Currently, she is a master’s student in data science at New York University. Recent courses of study include machine learning, text data analysis and implementation of big data methods. Laura looks forward to the Wolfram Summer School and using Wolfram products as tools to further develop these methodological approaches for data analysis.
Project: Predicting and Recommending Connectivity in the Wolfram Language Documentation Graph
The Wolfram Language & System Documentation Center provides descriptions, parameters and methods for each function deployed in Wolfram Mathematica. Additionally, these webpages include a section entitled “See Also,” where other Mathematica functions are hyperlinked. The purpose of these links is to guide the user to other functions that are likely to be of interest to them, given that they have visited the documentation of the current function.
However, it is not always clear what criteria should be used to determine when one function should link to another. Generally, the connections are made at the developer’s discretion.
Can we predict where connections between functions will be present?
Can we recommend where connections should be present?
At first, it may be intuitive to begin with a qualitative graph analysis approach. We have a set of connections, and we want to visualize how those connections are organized, and perhaps describe some characteristic behavior. However, just plotting the graph proves this approach to be unwieldy.
Instead, we computed graph network metrics, which we will feed into Classify. Each function was considered a node, and each connection a directed edge. For each connection (and a balanced set of “potential” connections), we computed over a dozen features, including:
- Ratio of degrees in and out for a pair of functions
- Shortest path between the functions
- Number of connections in common
- Ratio of PageRankCentrality
- String overlap in the function names
Simply using Classify, we are able to predict whether a directed connection exists between two functions, with accuracy over 97%.
With this model, we can build a tool to help developers inquire about specific functions. We can now take any function, consider directed pairs with all other functions and predict whether the directed connection is currently present. If not, we recommend connections that the model predicts with high probability, and display how the addition of these recommended connections would change that function’s local community.

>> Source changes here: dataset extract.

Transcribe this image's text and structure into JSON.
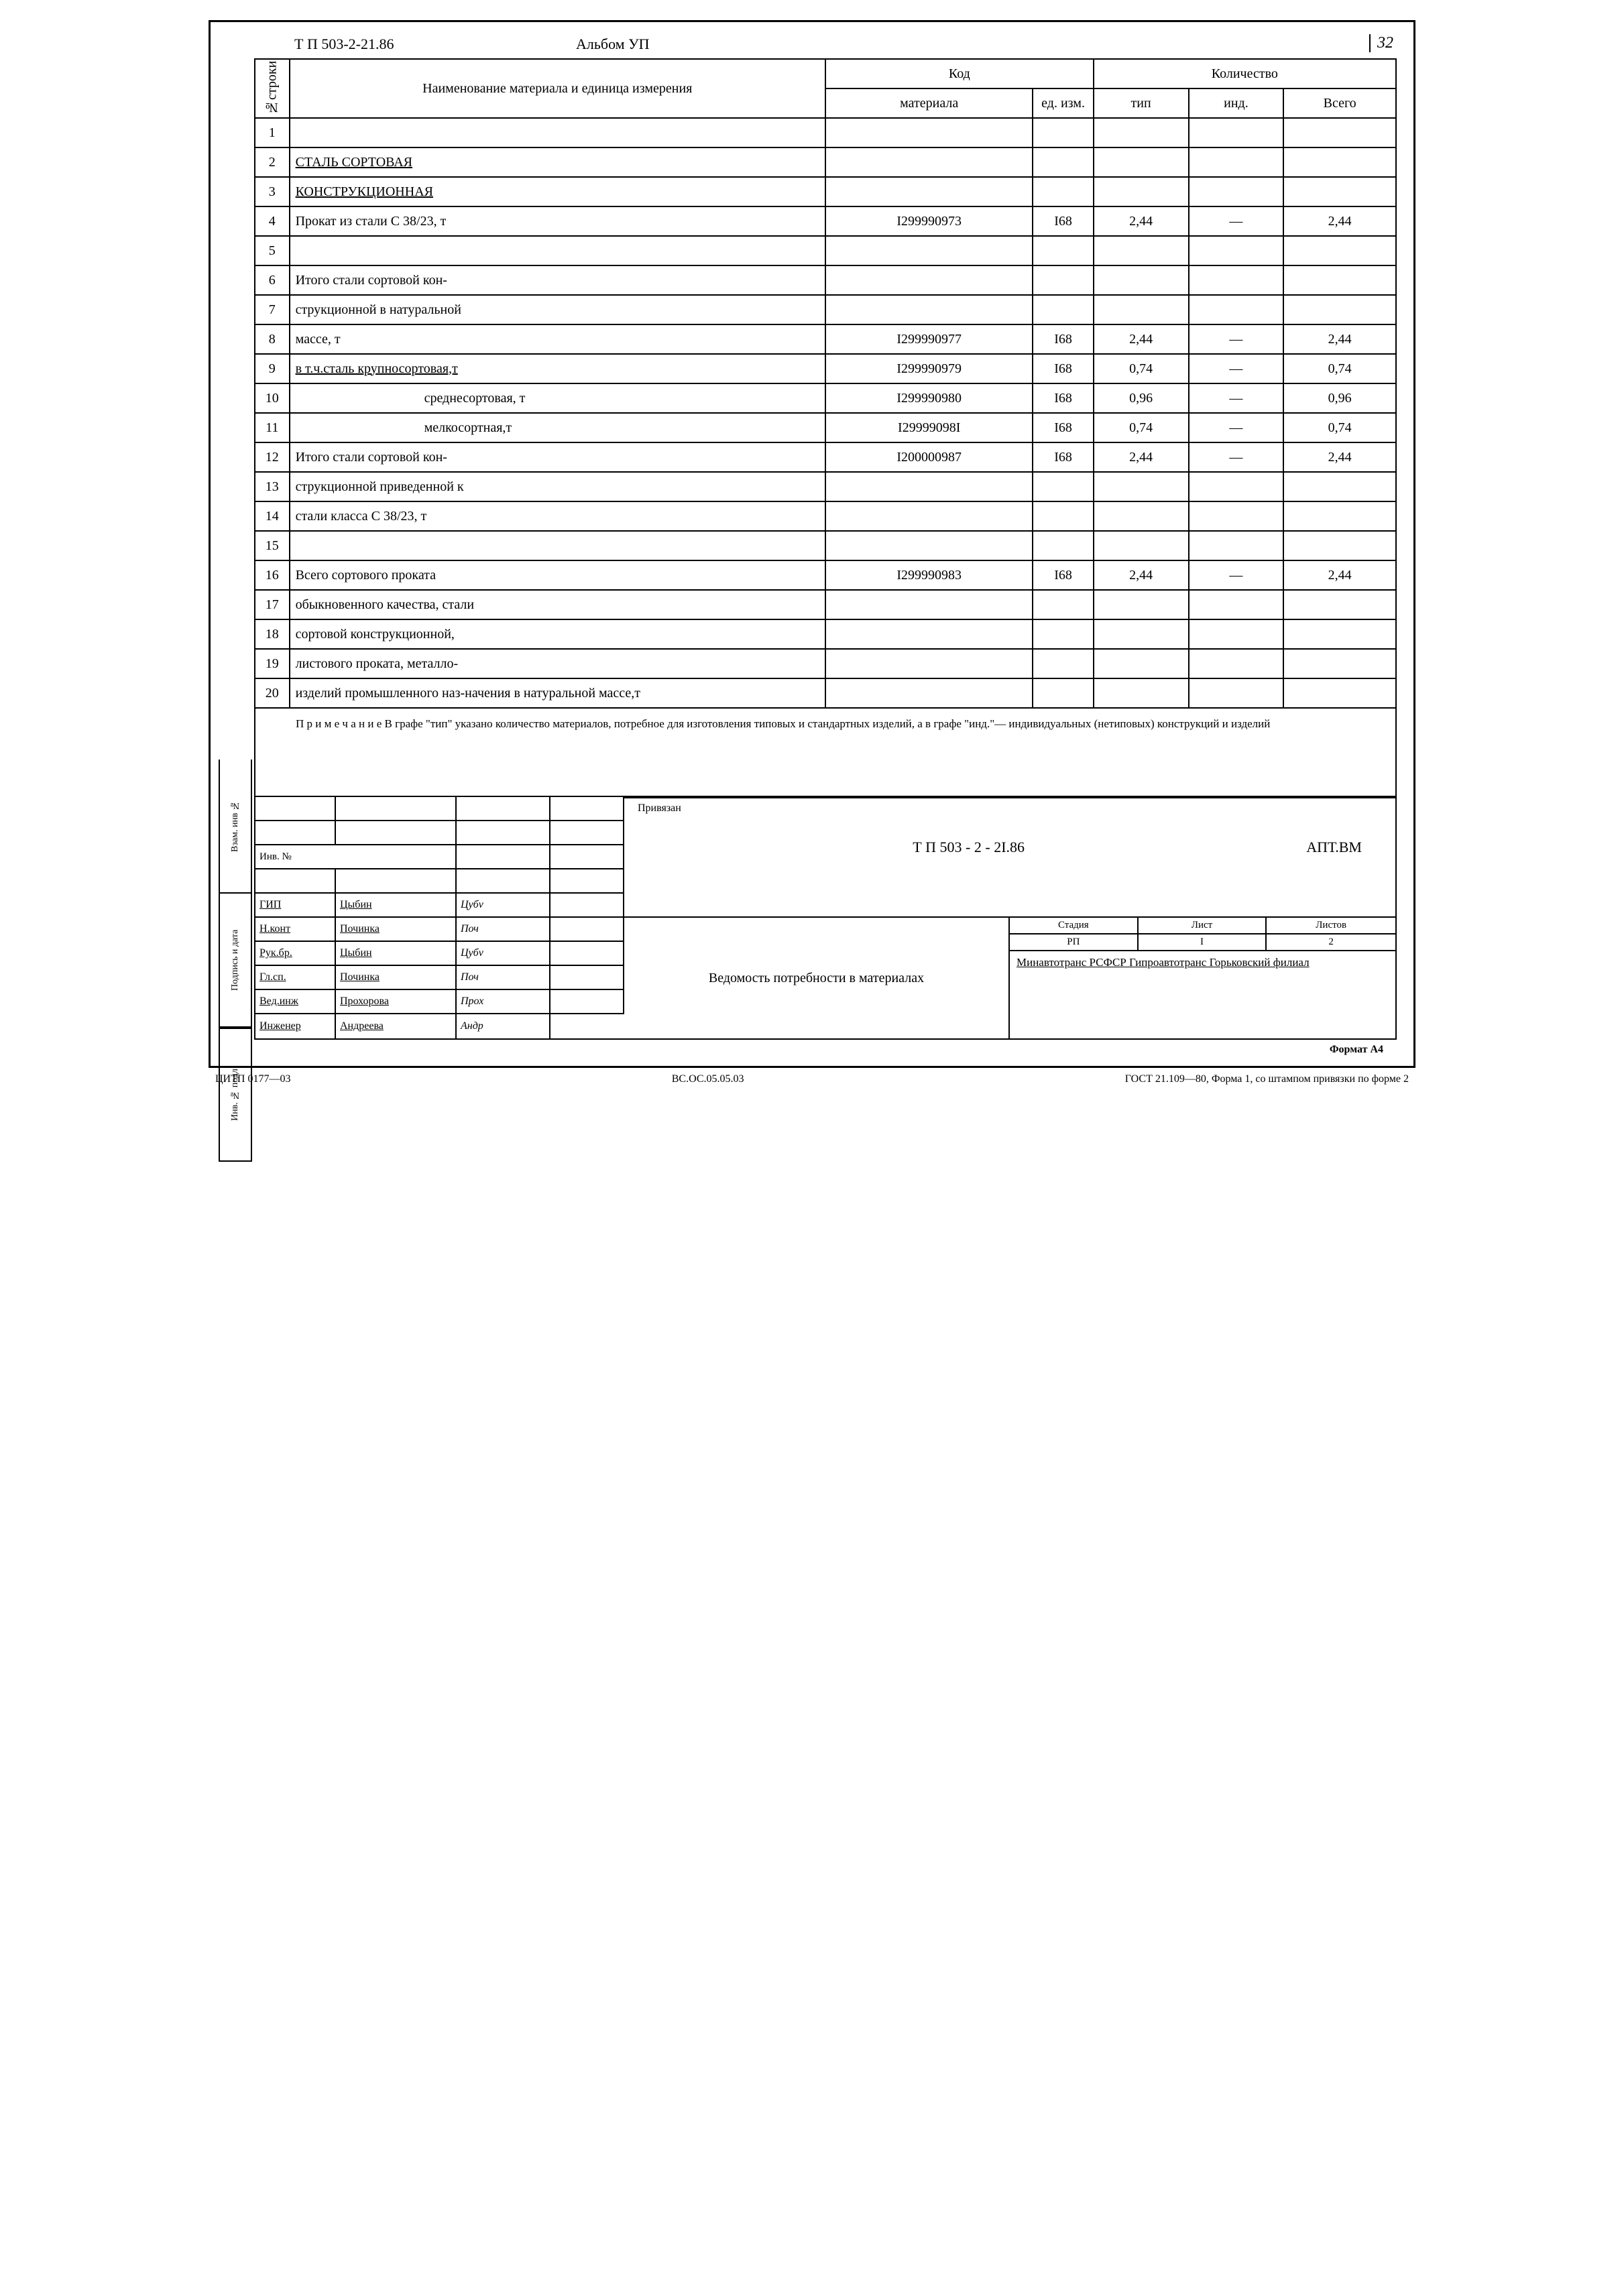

Favorite 3-Color 2D Totalistic Cellular Automaton
Silly, but after writing the code using a rule I knew had interesting behavior, I entered my date of birth as the first new rule number to test. I was excited to find that it gave this interesting array plot. Additionally, again by chance, the number of steps I first tried happened to give a nice “frame” to the array, as if it were in a photo album. This is not the case with other attempted step numbers. Feeling guilty that I found an interesting rule on the first shot, I tried all the other dates of birth I could remember of people I knew, and none of them had complicated behavior.